A few steps away, the Russian pavilion is hushed and quiet, the doors locked. The organizers canceled their participation in the early days of the invasion. In those first weeks, it seemed unlikely that the Ukrainian pavilion would even make it to Venice, but the artist Makov and the curators managed the complicated journey. In the last days, Makov’s neighborhood in Kharkiv has faced heavy shelling. It is not clear as of writing whether his home is still standing.
Another collateral event was added to the bill at the last minute, organized by the PinchukArtCenter and the Victor Pinchuk Foundation at the Scuola Grade della Misericordia, replacing what was planned to be a display of the nominees for the Pinchuk Foundation’s Future Generation Art Prize. Ukrainian artists Nikita Kadan, Yevgenia Belorusets, and Lesia Khomenko have created new pieces, which are presented alongside historical works by Stefan Medytsky and Maria Priymachenko; the latter is also featured the main exhibition, “The Milk of Dreams,“ curated by Alemani. A museum of her celebrated early 20th-century folk art was destroyed in early March.
Somewhat confusingly, a second chapter of the group show includes works by famous artists responding to the war, including Olafur Eliasson, Damien Hirst, and Marina Abramović, among others. Ukrainian president Volodymyr Zelensky also submitted an image for the show.
Another collateral event, at the Spiazzi cultural center in the Castello district, features a solo presentation by the Ukrainian artist Zinaida, who came to Venice for a site visit in early April and has not been able to return home. It was unclear until last week whether the work would even arrive to Venice in time.
The Ukrainian pavilion and piazza co-curator Filoneko said responses from Europeans in Venice have so far not been always easy or empathetic. “Many here are not involved in this war,” he said. “We have been getting questions full of Russian propaganda.

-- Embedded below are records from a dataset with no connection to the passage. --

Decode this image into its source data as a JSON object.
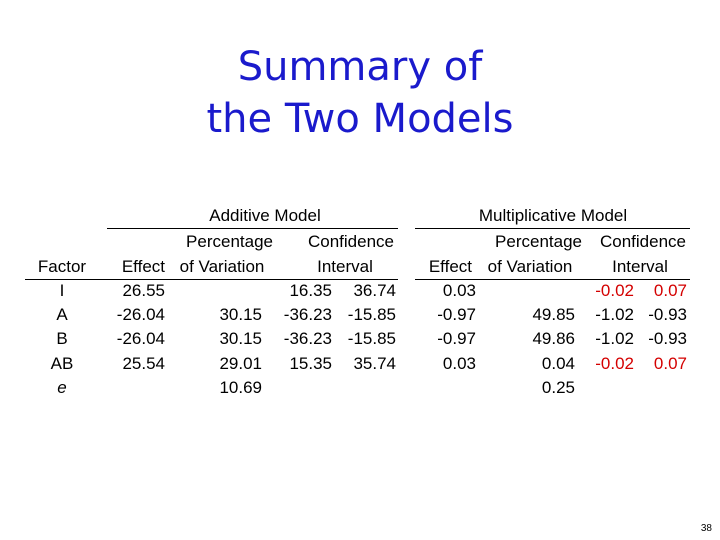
{
  "title": [
    "Summary of",
    "the Two Models"
  ],
  "table": {
    "factor_header": "Factor",
    "groups": [
      {
        "name": "Additive Model",
        "headers": [
          [
            "Percentage",
            "Confidence"
          ],
          [
            "Effect",
            "of Variation",
            "Interval"
          ]
        ]
      },
      {
        "name": "Multiplicative Model",
        "headers": [
          [
            "Percentage",
            "Confidence"
          ],
          [
            "Effect",
            "of Variation",
            "Interval"
          ]
        ]
      }
    ],
    "rows": [
      {
        "factor": "I",
        "additive": [
          "26.55",
          null,
          "16.35",
          "36.74"
        ],
        "multiplicative": [
          "0.03",
          null,
          "-0.02",
          "0.07"
        ],
        "multiplicative_ci_color": "#d40000"
      },
      {
        "factor": "A",
        "additive": [
          "-26.04",
          "30.15",
          "-36.23",
          "-15.85"
        ],
        "multiplicative": [
          "-0.97",
          "49.85",
          "-1.02",
          "-0.93"
        ]
      },
      {
        "factor": "B",
        "additive": [
          "-26.04",
          "30.15",
          "-36.23",
          "-15.85"
        ],
        "multiplicative": [
          "-0.97",
          "49.86",
          "-1.02",
          "-0.93"
        ]
      },
      {
        "factor": "AB",
        "additive": [
          "25.54",
          "29.01",
          "15.35",
          "35.74"
        ],
        "multiplicative": [
          "0.03",
          "0.04",
          "-0.02",
          "0.07"
        ],
        "multiplicative_ci_color": "#d40000"
      },
      {
        "factor": "e",
        "factor_italic": true,
        "additive": [
          null,
          "10.69",
          null,
          null
        ],
        "multiplicative": [
          null,
          "0.25",
          null,
          null
        ]
      }
    ]
  },
  "page_number": "38"
}
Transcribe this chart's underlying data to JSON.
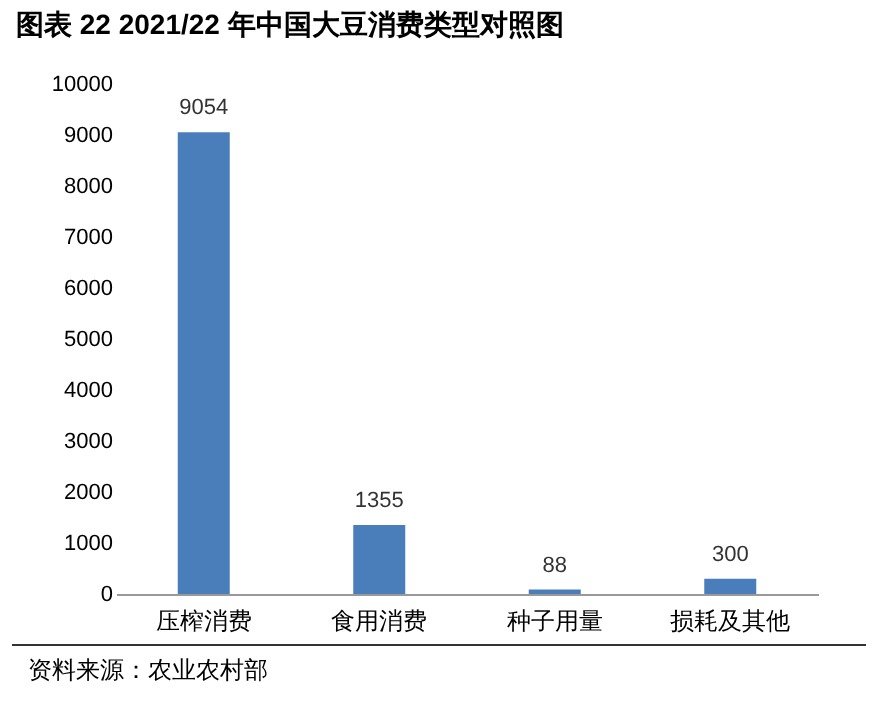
{
  "chart_data": {
    "type": "bar",
    "title": "图表 22 2021/22 年中国大豆消费类型对照图",
    "categories": [
      "压榨消费",
      "食用消费",
      "种子用量",
      "损耗及其他"
    ],
    "values": [
      9054,
      1355,
      88,
      300
    ],
    "color": "#4a7ebb",
    "ylim": [
      0,
      10000
    ],
    "yticks": [
      0,
      1000,
      2000,
      3000,
      4000,
      5000,
      6000,
      7000,
      8000,
      9000,
      10000
    ],
    "data_labels": true,
    "annotations": [
      "资料来源：农业农村部"
    ]
  }
}
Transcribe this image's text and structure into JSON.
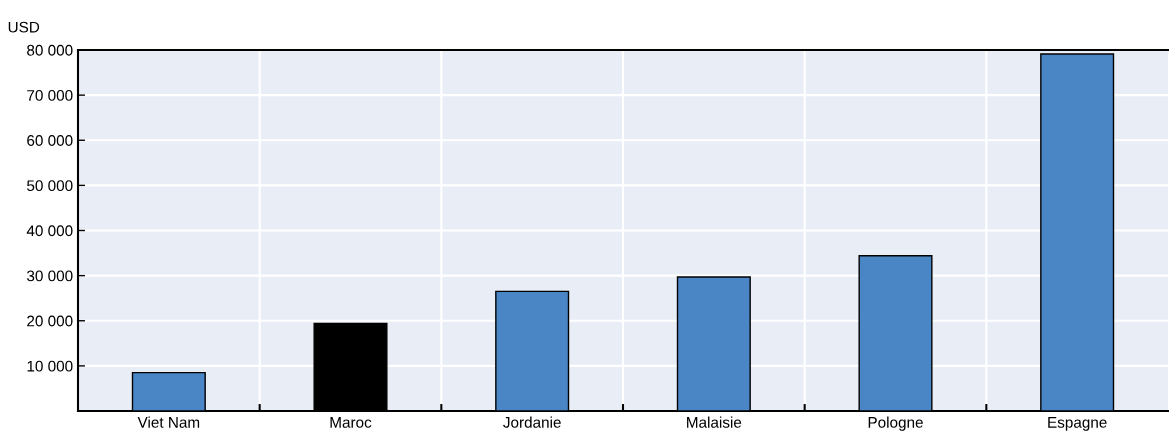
{
  "chart_data": {
    "type": "bar",
    "ylabel": "USD",
    "categories": [
      "Viet Nam",
      "Maroc",
      "Jordanie",
      "Malaisie",
      "Pologne",
      "Espagne"
    ],
    "values": [
      8500,
      19400,
      26500,
      29700,
      34400,
      79100
    ],
    "colors": [
      "#4a86c5",
      "#000000",
      "#4a86c5",
      "#4a86c5",
      "#4a86c5",
      "#4a86c5"
    ],
    "ylim": [
      0,
      80000
    ],
    "yticks": [
      {
        "value": 10000,
        "label": "10 000"
      },
      {
        "value": 20000,
        "label": "20 000"
      },
      {
        "value": 30000,
        "label": "30 000"
      },
      {
        "value": 40000,
        "label": "40 000"
      },
      {
        "value": 50000,
        "label": "50 000"
      },
      {
        "value": 60000,
        "label": "60 000"
      },
      {
        "value": 70000,
        "label": "70 000"
      },
      {
        "value": 80000,
        "label": "80 000"
      }
    ],
    "grid": true
  }
}
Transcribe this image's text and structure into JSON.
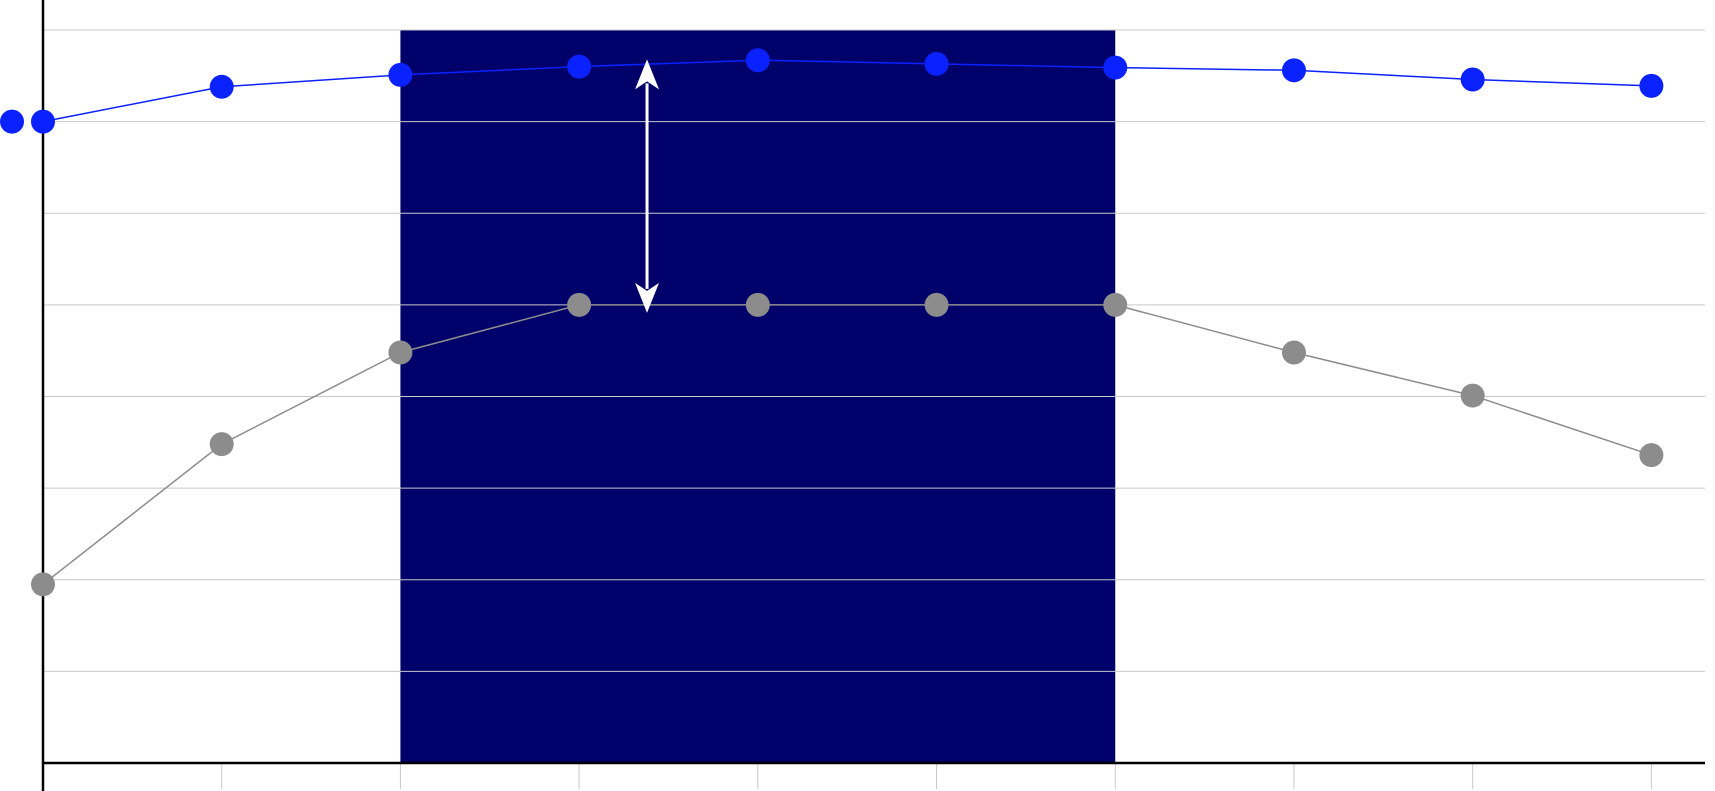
{
  "chart_data": {
    "type": "line",
    "title": "",
    "xlabel": "",
    "ylabel": "",
    "x": [
      0,
      1,
      2,
      3,
      4,
      5,
      6,
      7,
      8,
      9
    ],
    "xlim": [
      0,
      9.3
    ],
    "ylim": [
      0,
      8
    ],
    "grid": true,
    "y_gridlines": [
      1,
      2,
      3,
      4,
      5,
      6,
      7,
      8
    ],
    "x_ticks": [
      1,
      2,
      3,
      4,
      5,
      6,
      7,
      8,
      9
    ],
    "highlight_band": {
      "x_range": [
        2,
        6
      ],
      "y_range": [
        0,
        8
      ],
      "color": "#00006b"
    },
    "series": [
      {
        "color": "#0a22ff",
        "values": [
          7.0,
          7.38,
          7.51,
          7.6,
          7.67,
          7.63,
          7.59,
          7.56,
          7.46,
          7.39
        ]
      },
      {
        "color": "#8c8c8c",
        "values": [
          1.95,
          3.48,
          4.48,
          5.0,
          5.0,
          5.0,
          5.0,
          4.48,
          4.01,
          3.36
        ]
      }
    ],
    "annotation": {
      "type": "double-arrow",
      "x": 3.38,
      "y_from": 5.0,
      "y_to": 7.57,
      "color": "#ffffff"
    }
  }
}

Someone asked me recently if I was a nationalist.”
He hopes that the Piazza Ucraina will help to bring about more meaningful responses from the art world and the public. Meanwhile, he continues to check his phone hourly to make sure friends, family, and fellow artists are okay. Filoneko adds that the cost of war is something felt by the whole country: “There is not work-life balance for us Ukrainian artists. It is just a work-war balance.”